A big thank you and hug to all of you who have reassured me in the previous post: Thanks Khalil, Arthur, Domi, Hegui, Gaininja, Diane, Fiona, and Murasaki for setting me straight! I can now eat the rest of the box of these baby eels. (They do look cute, with their little eyes protruding).
This is an idea from Chef Thomas Boullault that I thought was fun! Take some potatoes, cut them in big logs and cook them in barely simmering water. Then drain them and fry them.
The advantage here is:
A. Less oil, less frying time, healthier
B. Less work. The fries are tender inside and crispy outside.
I barely had time for taking pictures as hands were flying over me to grab some and they were gone with a mention: “Best fries, mom, ever!”.
- 2 large potatoes suitable for frying (or more)

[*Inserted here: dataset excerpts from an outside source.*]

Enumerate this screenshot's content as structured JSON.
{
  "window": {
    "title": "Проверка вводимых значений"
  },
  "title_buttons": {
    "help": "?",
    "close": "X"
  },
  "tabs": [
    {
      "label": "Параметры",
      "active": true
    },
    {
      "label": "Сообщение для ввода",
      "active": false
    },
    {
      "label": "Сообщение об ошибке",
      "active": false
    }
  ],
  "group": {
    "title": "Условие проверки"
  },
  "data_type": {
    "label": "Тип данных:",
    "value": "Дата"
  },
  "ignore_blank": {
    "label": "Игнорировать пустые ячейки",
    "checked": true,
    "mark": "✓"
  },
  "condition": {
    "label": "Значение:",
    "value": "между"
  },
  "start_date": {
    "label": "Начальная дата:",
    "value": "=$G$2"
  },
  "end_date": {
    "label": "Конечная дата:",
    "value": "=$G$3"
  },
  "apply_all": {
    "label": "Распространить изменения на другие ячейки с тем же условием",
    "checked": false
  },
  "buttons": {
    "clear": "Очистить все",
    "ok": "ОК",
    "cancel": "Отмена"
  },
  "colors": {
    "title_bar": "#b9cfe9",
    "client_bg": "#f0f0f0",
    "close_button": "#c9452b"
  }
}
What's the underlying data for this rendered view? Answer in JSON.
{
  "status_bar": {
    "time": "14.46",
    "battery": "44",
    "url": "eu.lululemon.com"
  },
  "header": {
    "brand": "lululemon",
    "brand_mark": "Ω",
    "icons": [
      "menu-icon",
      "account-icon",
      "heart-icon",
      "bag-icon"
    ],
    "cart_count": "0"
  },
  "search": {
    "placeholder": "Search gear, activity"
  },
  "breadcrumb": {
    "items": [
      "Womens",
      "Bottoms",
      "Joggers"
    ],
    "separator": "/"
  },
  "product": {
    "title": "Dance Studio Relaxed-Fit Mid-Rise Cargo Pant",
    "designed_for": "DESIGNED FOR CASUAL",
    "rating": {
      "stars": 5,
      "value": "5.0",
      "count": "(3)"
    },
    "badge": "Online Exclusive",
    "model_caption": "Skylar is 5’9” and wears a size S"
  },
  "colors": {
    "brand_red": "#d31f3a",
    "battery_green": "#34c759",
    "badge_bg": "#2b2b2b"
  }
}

- oil for frying (3 cups or more)
- Muhammara: 2 red peppers (fresh or in a jar); if using fresh, peel the peppers
- 1/2 cup of red pepper paste
- 1/4 cup of ketchup
- 4 cloves of garlic, cut up
- 1 teaspoon of cumin
- 1 tablespoon of pomegranate molasses
- 1/4 cup of olive oil
- 1/2 cup of chopped walnuts
- salt, pepper, to taste
- Peel the potatoes and cut off the rounded ends (use for a soup); cut into large batons, with a straight edge. Store in a large bowl with water until ready to cook.
- Heat a two-quart pot with water, a dash of salt, and a spice of your choice (star anise, peppercorns, etc). Add the potatoes and maintain the water at a bare simmer (the bubbles will not erupt on the surface). Check after 20 minutes, to see if the potatoes are cooked. Drain (keep the water for soup or making bread) and let the potatoes air-dry.
- Make the muhammara: place all the ingredients in the bowl of a processor; process for a minute and check to taste, adding one or more of one ingredients or another. Transfer to a small bowl.
- Heat the oil to 360F and gently drop the potatoes; fry for a few minutes till golden. Drain of the excess oil on paper towels and serve with the muhammara sauce.
NOTE: You can season the water that the potatoes cook in with a spice, throw in some pink peppercorns or some star anise or whatever.